Luiz Ernesto é o primeiro que faz proselitismo verdadeiro, em favor da arte. Lança a sua rede para todos os lados, indistintamente, e recolhe-a sempre carregada. Os que vêm nela estão contentes: ou reforçam a sua crença, ou se sentem preparados para o batismo da arte. Até agora, quem falava de arte, pelos jornais, ou não entendia nada do riscado, limitando-se a descartar-se de uma tarefa profissional, para ganhar o pão nosso de cada dia, ou, quando era entendido, timbrava em postar-se “lá no assento etéreo”, para dirigir-se exclusivamente aos iniciados, aos já batizados e crismados na sua religião, que tudo faziam para tornar esotérica. Os primeiros ou amontoavam sandices irritantes, ou armavam bonitas frases, pontilhadas de termos sonoros e peregrinos, mas que não formavam nenhum sentido. Os entendidos, se cultos, inteligentes e com sensibilidade bastante, sabiam interpretar e comentar o artista e a sua obra, situando-o no t empo e nas correntes estéticas, com argúcia suficiente para descobrir belezas ocultas ou falhas disfarçadas e para denunciar os charlatões. Mas falavam só para o restrito auditório do clube dos já apreciadores matriculados. Não ampliavam o círculo dos associados e creio que essa ideia nem lhes passava pela cabeça. Isto quando não sedavam ao jogo inglório de escrever cartas mais enigmáticas que as das revistas especializadas, porque absolutamente indecifráveis.

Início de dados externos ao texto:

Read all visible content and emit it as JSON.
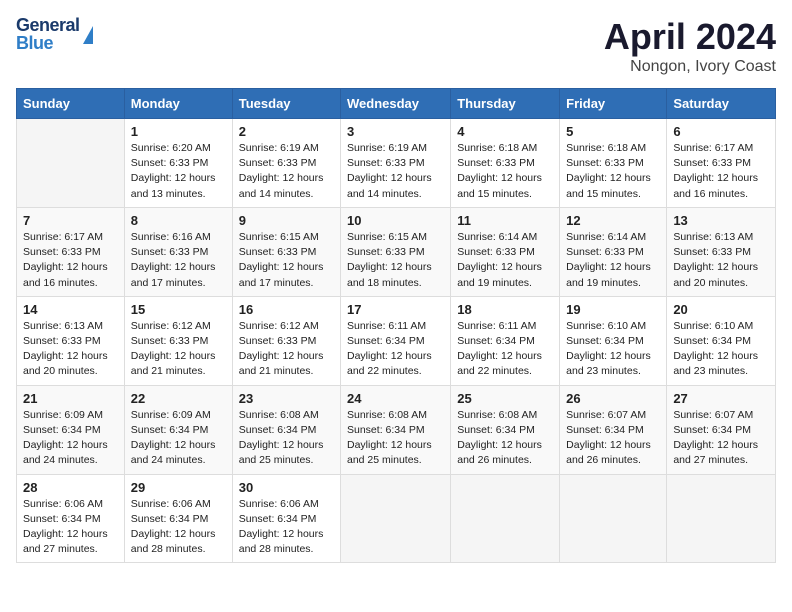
{
  "header": {
    "logo_general": "General",
    "logo_blue": "Blue",
    "title": "April 2024",
    "subtitle": "Nongon, Ivory Coast"
  },
  "days_of_week": [
    "Sunday",
    "Monday",
    "Tuesday",
    "Wednesday",
    "Thursday",
    "Friday",
    "Saturday"
  ],
  "weeks": [
    [
      {
        "num": "",
        "text": ""
      },
      {
        "num": "1",
        "text": "Sunrise: 6:20 AM\nSunset: 6:33 PM\nDaylight: 12 hours\nand 13 minutes."
      },
      {
        "num": "2",
        "text": "Sunrise: 6:19 AM\nSunset: 6:33 PM\nDaylight: 12 hours\nand 14 minutes."
      },
      {
        "num": "3",
        "text": "Sunrise: 6:19 AM\nSunset: 6:33 PM\nDaylight: 12 hours\nand 14 minutes."
      },
      {
        "num": "4",
        "text": "Sunrise: 6:18 AM\nSunset: 6:33 PM\nDaylight: 12 hours\nand 15 minutes."
      },
      {
        "num": "5",
        "text": "Sunrise: 6:18 AM\nSunset: 6:33 PM\nDaylight: 12 hours\nand 15 minutes."
      },
      {
        "num": "6",
        "text": "Sunrise: 6:17 AM\nSunset: 6:33 PM\nDaylight: 12 hours\nand 16 minutes."
      }
    ],
    [
      {
        "num": "7",
        "text": "Sunrise: 6:17 AM\nSunset: 6:33 PM\nDaylight: 12 hours\nand 16 minutes."
      },
      {
        "num": "8",
        "text": "Sunrise: 6:16 AM\nSunset: 6:33 PM\nDaylight: 12 hours\nand 17 minutes."
      },
      {
        "num": "9",
        "text": "Sunrise: 6:15 AM\nSunset: 6:33 PM\nDaylight: 12 hours\nand 17 minutes."
      },
      {
        "num": "10",
        "text": "Sunrise: 6:15 AM\nSunset: 6:33 PM\nDaylight: 12 hours\nand 18 minutes."
      },
      {
        "num": "11",
        "text": "Sunrise: 6:14 AM\nSunset: 6:33 PM\nDaylight: 12 hours\nand 19 minutes."
      },
      {
        "num": "12",
        "text": "Sunrise: 6:14 AM\nSunset: 6:33 PM\nDaylight: 12 hours\nand 19 minutes."
      },
      {
        "num": "13",
        "text": "Sunrise: 6:13 AM\nSunset: 6:33 PM\nDaylight: 12 hours\nand 20 minutes."
      }
    ],
    [
      {
        "num": "14",
        "text": "Sunrise: 6:13 AM\nSunset: 6:33 PM\nDaylight: 12 hours\nand 20 minutes."
      },
      {
        "num": "15",
        "text": "Sunrise: 6:12 AM\nSunset: 6:33 PM\nDaylight: 12 hours\nand 21 minutes."
      },
      {
        "num": "16",
        "text": "Sunrise: 6:12 AM\nSunset: 6:33 PM\nDaylight: 12 hours\nand 21 minutes."
      },
      {
        "num": "17",
        "text": "Sunrise: 6:11 AM\nSunset: 6:34 PM\nDaylight: 12 hours\nand 22 minutes."
      },
      {
        "num": "18",
        "text": "Sunrise: 6:11 AM\nSunset: 6:34 PM\nDaylight: 12 hours\nand 22 minutes."
      },
      {
        "num": "19",
        "text": "Sunrise: 6:10 AM\nSunset: 6:34 PM\nDaylight: 12 hours\nand 23 minutes."
      },
      {
        "num": "20",
        "text": "Sunrise: 6:10 AM\nSunset: 6:34 PM\nDaylight: 12 hours\nand 23 minutes."
      }
    ],
    [
      {
        "num": "21",
        "text": "Sunrise: 6:09 AM\nSunset: 6:34 PM\nDaylight: 12 hours\nand 24 minutes."
      },
      {
        "num": "22",
        "text": "Sunrise: 6:09 AM\nSunset: 6:34 PM\nDaylight: 12 hours\nand 24 minutes."
      },
      {
        "num": "23",
        "text": "Sunrise: 6:08 AM\nSunset: 6:34 PM\nDaylight: 12 hours\nand 25 minutes."
      },
      {
        "num": "24",
        "text": "Sunrise: 6:08 AM\nSunset: 6:34 PM\nDaylight: 12 hours\nand 25 minutes."
      },
      {
        "num": "25",
        "text": "Sunrise: 6:08 AM\nSunset: 6:34 PM\nDaylight: 12 hours\nand 26 minutes."
      },
      {
        "num": "26",
        "text": "Sunrise: 6:07 AM\nSunset: 6:34 PM\nDaylight: 12 hours\nand 26 minutes."
      },
      {
        "num": "27",
        "text": "Sunrise: 6:07 AM\nSunset: 6:34 PM\nDaylight: 12 hours\nand 27 minutes."
      }
    ],
    [
      {
        "num": "28",
        "text": "Sunrise: 6:06 AM\nSunset: 6:34 PM\nDaylight: 12 hours\nand 27 minutes."
      },
      {
        "num": "29",
        "text": "Sunrise: 6:06 AM\nSunset: 6:34 PM\nDaylight: 12 hours\nand 28 minutes."
      },
      {
        "num": "30",
        "text": "Sunrise: 6:06 AM\nSunset: 6:34 PM\nDaylight: 12 hours\nand 28 minutes."
      },
      {
        "num": "",
        "text": ""
      },
      {
        "num": "",
        "text": ""
      },
      {
        "num": "",
        "text": ""
      },
      {
        "num": "",
        "text": ""
      }
    ]
  ]
}
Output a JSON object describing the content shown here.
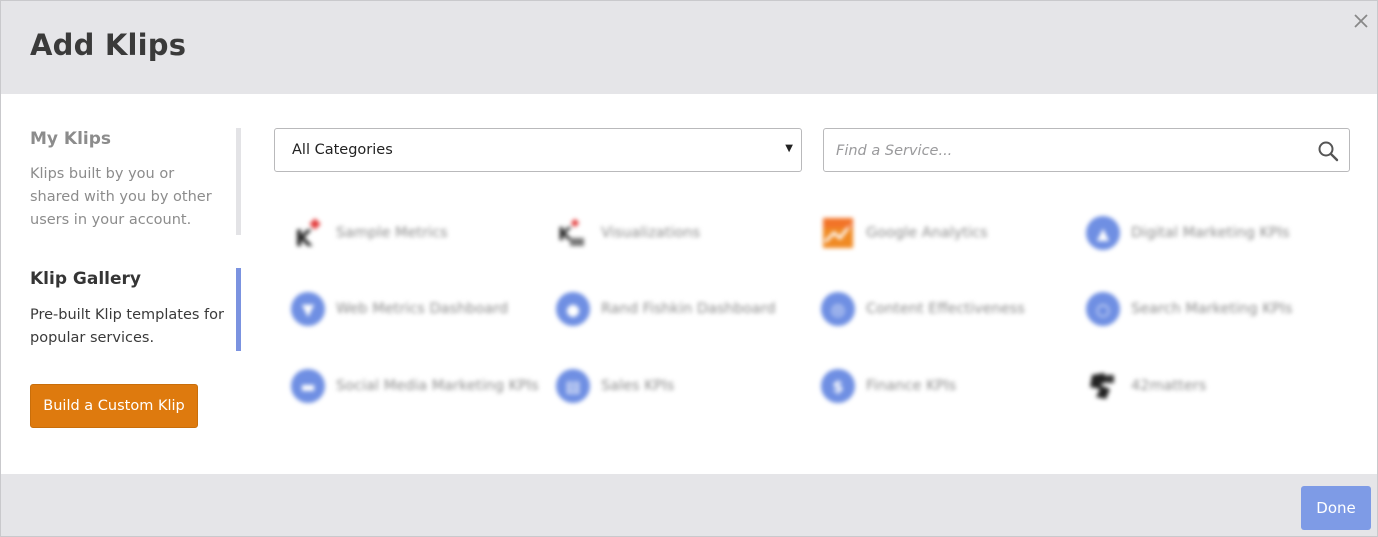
{
  "dialog": {
    "title": "Add Klips",
    "close_icon": "close-icon"
  },
  "sidebar": {
    "my_klips": {
      "heading": "My Klips",
      "description": "Klips built by you or shared with you by other users in your account."
    },
    "klip_gallery": {
      "heading": "Klip Gallery",
      "description": "Pre-built Klip templates for popular services.",
      "active": true
    },
    "build_button_label": "Build a Custom Klip"
  },
  "filters": {
    "category_selected": "All Categories",
    "search_placeholder": "Find a Service..."
  },
  "gallery": {
    "items": [
      {
        "label": "Sample Metrics",
        "icon": "klipfolio-logo-icon"
      },
      {
        "label": "Visualizations",
        "icon": "klipfolio-viz-icon"
      },
      {
        "label": "Google Analytics",
        "icon": "google-analytics-icon"
      },
      {
        "label": "Digital Marketing KPIs",
        "icon": "chart-circle-icon"
      },
      {
        "label": "Web Metrics Dashboard",
        "icon": "funnel-circle-icon"
      },
      {
        "label": "Rand Fishkin Dashboard",
        "icon": "person-circle-icon"
      },
      {
        "label": "Content Effectiveness",
        "icon": "target-circle-icon"
      },
      {
        "label": "Search Marketing KPIs",
        "icon": "search-circle-icon"
      },
      {
        "label": "Social Media Marketing KPIs",
        "icon": "social-circle-icon"
      },
      {
        "label": "Sales KPIs",
        "icon": "document-circle-icon"
      },
      {
        "label": "Finance KPIs",
        "icon": "dollar-circle-icon"
      },
      {
        "label": "42matters",
        "icon": "42matters-logo-icon"
      }
    ]
  },
  "footer": {
    "done_label": "Done"
  },
  "colors": {
    "accent_orange": "#de7a0e",
    "accent_blue": "#7e9be6",
    "active_indicator": "#7b93e0",
    "header_bg": "#e5e5e8"
  }
}
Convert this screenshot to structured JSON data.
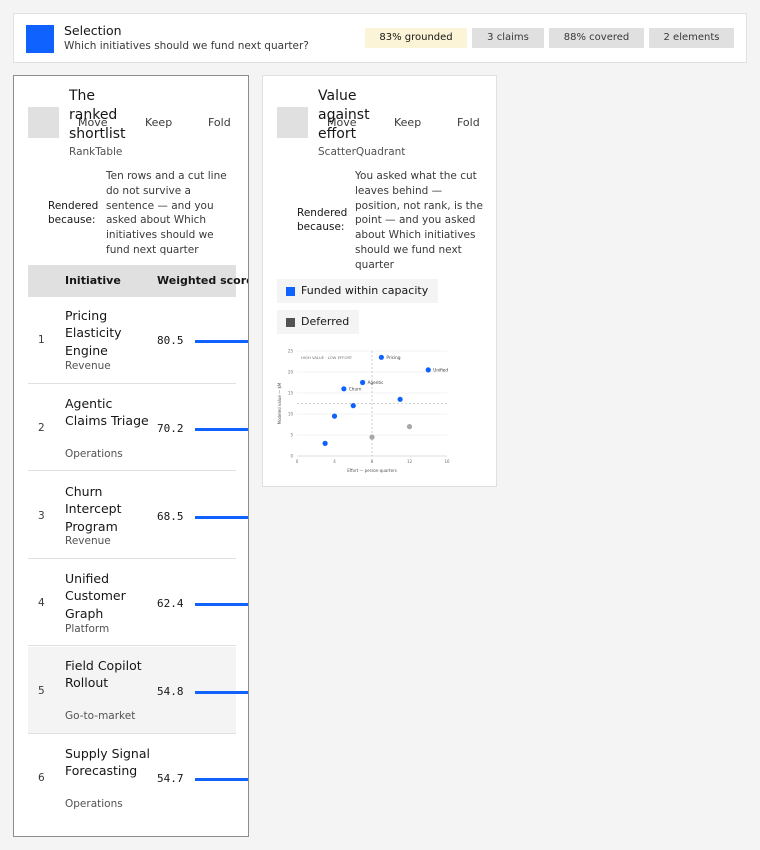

Luiz Ernesto inaugurou um gênero diferente na página de arte dos jornais. Nem a crítica erudita, repleta de conceitos técnicos, minuciosa na exegese da obra examinada, cheia de alusões e reminiscências inteiramente compreensível só pelos oficias do mesmo ofício, nem a mera reportagem incolor, terra a terra, feira de lugares comuns, que nada diz de aproveitável nem de novo, que não sobe acima da mediocridade morna das outras, igualzinha àquelas sobre as ocorrências policiais da véspera ou sobre a última partida de futebol, a denuncias que o autor não pesca nada do assunto tratado.
Temos aqui reunidos, os trabalhos de quem lançou, na imprensa diária, a crônica sobre arte, leve sem ser superficial, feita com a sensibilidade de alguém que sabe captar e transmitir o prazer estético recebido, interessante, movimentada, banhada num tocante calor humano, informando e instruindo sem pedantismo, educando o gosto sem nenhum tom professoral, como quem não quer nada, senão bater papo despreocupadamente, em linguagem simples, íntima, ao ritmo de uma cadeira de balanço, sobre coisas que aprendeu a analisar, porque fazem aquelas coisas. Nasceu para este trabalho de catequese. Escreve para todos e todos o entendem. As nossas artes visuais não tiveram melhor divulgador e arregimentador de adeptos. Alicia gene de todo tipo e de todo grau de instrução. Pode não ser esta a sua intenção. Acho mesmo que não é. Mas é isso que consegue com a sua atividade jornalística. Este livro vai prova-lo.
O autor deste livro gosta de arte, coleciona obras de arte com, o pouquinho que sobra do dinheiro suado, frequenta os artistas, adora um bom papo sobre arte, vive pensando em fazer coisas pela arte. Como me lembro de seu entusiasmo, dos bilhetinhos animadores, quase sempre com preciosas sugestões, que me mandava, quando passei a curar as minhas extenuantes canseiras de Secretário da Fazenda, utilizando os raros momentos de folga para dar apoio oficial às artes e aos artistas, para iniciar ou impulsionar os muitos diversificados e marcantes empreendimentos artísticos, que assinalaram o governo Abreu Sodré. Este, em quatro anos, sob a batuta estimulante do Governador, outro incorrigível amante da arte, fez mais nela cultura, em São Paulo, do que dez ou quinze anteriores, reunidos.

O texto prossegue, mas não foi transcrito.